OPINIÃO

Suzi Huff Theodoro é professora do PPG em Meio Ambiente e Desenvolvimento Rural, da UnB. Geóloga. Doutora em Desenvolvimento Sustentável.

Suzi Huff Theodoro

 

A globalização encurtou distâncias e tem permitido incontáveis trocas de mercadorias e conhecimentos. No entanto, a pandemia do novo coronavírus e a guerra deflagrada no leste Europeu mostraram que essa conectividade tem pontos de fragilidade com força para desestabilizar economias e arranjos geopolíticos consolidados.

 

O caso do comércio de commodities é emblemático, em especial para países como o Brasil, que é um grande exportador de produtos semiprocessados (ferro, soja, milho, café etc.) e importador de insumos usados para viabilizar sua pujante cadeia agroindustrial.

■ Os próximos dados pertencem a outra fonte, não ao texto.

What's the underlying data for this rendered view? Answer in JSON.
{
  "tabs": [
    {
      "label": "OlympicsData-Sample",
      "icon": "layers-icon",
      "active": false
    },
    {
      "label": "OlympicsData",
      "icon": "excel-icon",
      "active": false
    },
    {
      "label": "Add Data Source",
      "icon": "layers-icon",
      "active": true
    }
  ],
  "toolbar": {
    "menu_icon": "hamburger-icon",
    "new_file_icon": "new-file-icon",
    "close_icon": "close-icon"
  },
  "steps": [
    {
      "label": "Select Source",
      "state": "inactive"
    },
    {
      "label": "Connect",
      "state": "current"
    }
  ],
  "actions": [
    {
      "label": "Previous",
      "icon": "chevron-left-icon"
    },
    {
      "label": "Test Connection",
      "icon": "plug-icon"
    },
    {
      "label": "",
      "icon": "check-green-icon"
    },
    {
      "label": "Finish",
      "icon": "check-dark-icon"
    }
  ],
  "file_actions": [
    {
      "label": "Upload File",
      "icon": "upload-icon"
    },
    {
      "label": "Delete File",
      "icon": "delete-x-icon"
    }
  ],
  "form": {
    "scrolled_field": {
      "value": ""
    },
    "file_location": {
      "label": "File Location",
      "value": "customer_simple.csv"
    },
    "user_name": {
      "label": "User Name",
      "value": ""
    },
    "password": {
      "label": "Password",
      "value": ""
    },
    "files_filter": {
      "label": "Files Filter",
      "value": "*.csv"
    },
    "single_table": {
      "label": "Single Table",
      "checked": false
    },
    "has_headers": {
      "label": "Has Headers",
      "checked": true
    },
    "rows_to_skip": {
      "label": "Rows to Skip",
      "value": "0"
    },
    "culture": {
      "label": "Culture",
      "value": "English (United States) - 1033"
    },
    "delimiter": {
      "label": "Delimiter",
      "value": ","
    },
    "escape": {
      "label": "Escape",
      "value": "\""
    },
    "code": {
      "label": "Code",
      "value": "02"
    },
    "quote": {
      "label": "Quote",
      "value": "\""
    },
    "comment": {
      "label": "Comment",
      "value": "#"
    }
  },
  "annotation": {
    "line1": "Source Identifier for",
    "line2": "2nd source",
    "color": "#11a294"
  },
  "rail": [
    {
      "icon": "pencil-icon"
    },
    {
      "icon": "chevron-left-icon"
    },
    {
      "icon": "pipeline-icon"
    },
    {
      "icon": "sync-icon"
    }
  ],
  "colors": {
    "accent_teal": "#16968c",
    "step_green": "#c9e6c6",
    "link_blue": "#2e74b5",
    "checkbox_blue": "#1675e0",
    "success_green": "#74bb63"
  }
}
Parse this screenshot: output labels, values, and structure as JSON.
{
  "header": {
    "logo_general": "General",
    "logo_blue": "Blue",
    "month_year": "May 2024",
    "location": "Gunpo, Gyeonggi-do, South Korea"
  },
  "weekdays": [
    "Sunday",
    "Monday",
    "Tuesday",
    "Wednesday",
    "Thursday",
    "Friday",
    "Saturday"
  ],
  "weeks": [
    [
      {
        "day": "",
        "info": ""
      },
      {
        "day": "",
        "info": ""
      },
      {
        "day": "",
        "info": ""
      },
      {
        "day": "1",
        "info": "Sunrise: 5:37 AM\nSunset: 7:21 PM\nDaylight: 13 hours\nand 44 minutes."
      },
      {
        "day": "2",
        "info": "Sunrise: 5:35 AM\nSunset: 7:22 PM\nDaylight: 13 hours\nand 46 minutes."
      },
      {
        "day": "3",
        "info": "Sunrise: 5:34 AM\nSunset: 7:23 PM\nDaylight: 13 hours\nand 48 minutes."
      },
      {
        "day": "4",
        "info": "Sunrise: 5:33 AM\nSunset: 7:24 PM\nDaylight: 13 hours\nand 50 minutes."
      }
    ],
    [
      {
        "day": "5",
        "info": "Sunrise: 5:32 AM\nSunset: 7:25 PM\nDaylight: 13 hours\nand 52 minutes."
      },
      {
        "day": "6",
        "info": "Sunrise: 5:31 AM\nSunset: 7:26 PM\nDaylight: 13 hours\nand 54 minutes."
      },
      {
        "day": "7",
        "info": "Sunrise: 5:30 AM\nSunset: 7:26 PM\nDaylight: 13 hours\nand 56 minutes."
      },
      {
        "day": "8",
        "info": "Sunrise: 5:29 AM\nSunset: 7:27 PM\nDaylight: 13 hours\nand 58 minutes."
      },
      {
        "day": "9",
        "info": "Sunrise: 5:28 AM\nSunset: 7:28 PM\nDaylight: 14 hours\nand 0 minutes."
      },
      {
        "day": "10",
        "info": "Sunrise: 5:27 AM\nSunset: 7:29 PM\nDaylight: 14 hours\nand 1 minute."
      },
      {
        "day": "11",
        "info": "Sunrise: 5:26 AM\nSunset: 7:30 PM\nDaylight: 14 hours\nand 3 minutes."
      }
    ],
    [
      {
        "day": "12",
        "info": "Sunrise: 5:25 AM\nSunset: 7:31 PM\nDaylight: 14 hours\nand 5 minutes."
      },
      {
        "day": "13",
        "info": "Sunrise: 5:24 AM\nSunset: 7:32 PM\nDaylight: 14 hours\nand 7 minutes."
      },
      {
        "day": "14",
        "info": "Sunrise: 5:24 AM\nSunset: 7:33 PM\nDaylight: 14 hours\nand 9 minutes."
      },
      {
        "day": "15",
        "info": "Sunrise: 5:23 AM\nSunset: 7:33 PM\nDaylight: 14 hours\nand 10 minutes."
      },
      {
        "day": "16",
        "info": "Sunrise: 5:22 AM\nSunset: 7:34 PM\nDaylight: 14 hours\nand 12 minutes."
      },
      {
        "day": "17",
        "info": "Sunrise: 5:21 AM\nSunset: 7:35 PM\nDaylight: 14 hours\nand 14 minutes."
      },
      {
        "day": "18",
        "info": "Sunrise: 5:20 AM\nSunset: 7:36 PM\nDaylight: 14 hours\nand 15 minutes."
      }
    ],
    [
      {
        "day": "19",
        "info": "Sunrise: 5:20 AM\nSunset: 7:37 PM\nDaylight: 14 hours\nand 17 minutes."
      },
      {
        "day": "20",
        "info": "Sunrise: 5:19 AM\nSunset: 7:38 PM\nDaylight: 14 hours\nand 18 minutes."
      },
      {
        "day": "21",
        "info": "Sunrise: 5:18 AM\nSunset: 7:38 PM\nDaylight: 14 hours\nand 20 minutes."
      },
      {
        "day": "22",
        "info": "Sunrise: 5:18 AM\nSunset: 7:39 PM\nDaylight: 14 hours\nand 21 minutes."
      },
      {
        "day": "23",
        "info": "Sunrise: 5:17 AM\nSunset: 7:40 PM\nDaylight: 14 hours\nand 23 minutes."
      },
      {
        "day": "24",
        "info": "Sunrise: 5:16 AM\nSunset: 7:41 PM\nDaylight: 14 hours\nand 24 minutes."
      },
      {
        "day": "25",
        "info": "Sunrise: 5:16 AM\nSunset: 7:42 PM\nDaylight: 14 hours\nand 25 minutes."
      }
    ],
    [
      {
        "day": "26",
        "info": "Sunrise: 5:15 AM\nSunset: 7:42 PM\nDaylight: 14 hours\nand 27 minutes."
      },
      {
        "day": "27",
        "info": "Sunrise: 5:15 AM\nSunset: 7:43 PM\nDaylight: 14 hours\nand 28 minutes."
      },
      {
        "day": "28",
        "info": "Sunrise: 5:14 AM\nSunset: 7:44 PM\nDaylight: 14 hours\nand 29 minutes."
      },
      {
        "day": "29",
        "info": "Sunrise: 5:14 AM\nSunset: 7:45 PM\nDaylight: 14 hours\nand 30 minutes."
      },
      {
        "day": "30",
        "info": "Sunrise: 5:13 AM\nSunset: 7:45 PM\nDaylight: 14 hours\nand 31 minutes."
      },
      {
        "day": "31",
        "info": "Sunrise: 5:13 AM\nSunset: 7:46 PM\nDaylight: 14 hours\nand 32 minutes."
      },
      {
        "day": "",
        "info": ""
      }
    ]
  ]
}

Os fertilizantes à base de nitrogênio, fósforo e potássio (NPK) estão entre os principais produtos da pauta de importação brasileira. A retomada econômica mundial, com o controle da pandemia, já vinha sinalizando que haveria escassez desses produtos no mercado internacional, mas a guerra agravou a situação, já que dois dos maiores exportadores de potássio (Rússia e Bielorússia) estão envolvidos no conflito.

 

O governo brasileiro apressou-se em propor alternativas que são irrealizáveis no curto prazo e inapropriadas por pretenderem liberar atividades de exploração mineral em Terras Indígenas. O Plano Nacional de Fertilizantes (PNF), lançado pelo Governo Federal, prevê que somente em 2050 o Brasil poderá ter alguma independência de insumos agrícolas, mantendo-o refém do mercado internacional pelos próximos anos. O destaque dado pelo PNF às cadeias emergentes foi tímido e pouco eficaz ao abordar as possibilidades representadas pelo uso dos bioinsumos e dos remineralizadores de solo. E é justamente nessas cadeias, que o Brasil teria as maiores condições de avançar e ter autonomia e autogestão a partir de fontes disponíveis regionalmente. Ambos já possuem um arcabouço jurídico e tecnológico consistente que permite ampliar e fortalecer a oferta de fertilizantes em todas as regiões do País desde o curto até o longo prazo.

 

No caso dos remineralizadores (eventualmente denominados agrominerais), a tecnologia da rochagem estabeleceu seus pressupostos e a Lei nº 12.890/2013 e a Instrução Normativa nº 05/2016 (MAPA) definiram suas condicionantes de uso e comercialização. A oferta desses insumos, que deriva de determinados tipos de rochas moídas, tem a finalidade de ampliar a oferta de nutrientes para os solos e plantas (para além do N, P e K) e está duplicado a cada ano, passando de 920 mil t/a (2019) para 1.500 milhão t/a (2021) e previsão de 3.000 milhões t/a em 2022 (Embrapa (2021); SGM/MME). Estudos recentes indicam que em 2030 a oferta chegará a 75 milhões de t. É provável que os incentivos previstos no PNF ampliem a oferta dos remineralizadores, uma vez que a sua demanda ganhou força em função da escassez das fontes convencionais e, principalmente, porque os resultados nas lavouras superam as expectativas dos agricultores (familiares e/ou empresariais). Hoje 29 empresas, distribuídas em nove estados, já possuem o registro para comercializar os remineralizadores. Mas o potencial é imenso, já que o Brasil é um pais de grande geodiversidade.

 

Importante destacar que as pesquisas conduzidas na UnB desempenharam um papel relevante na trajetória de construção conceitual e regulatória deste tema. Há exatos 50 anos, o prof. Emérito Othon Leonardos publicou o 1º artigo científico que estabeleceu o termo rochagem. Quase trinta anos depois, foi defendida a primeira tese de doutorado sobre o tema na Universidade com o título “Fertilização da terra pela terra”. Desde então várias parcerias interinstitucionais foram estabelecidas e cerca de 10 teses e dissertações foram apresentadas, além de vários artigos publicados em jornais e eventos nacionais e internacionais. Essa trajetória evidencia a importância da pesquisa e o papel de protagonismo da UnB na construção do desenvolvimento de oportunidades para o Brasil.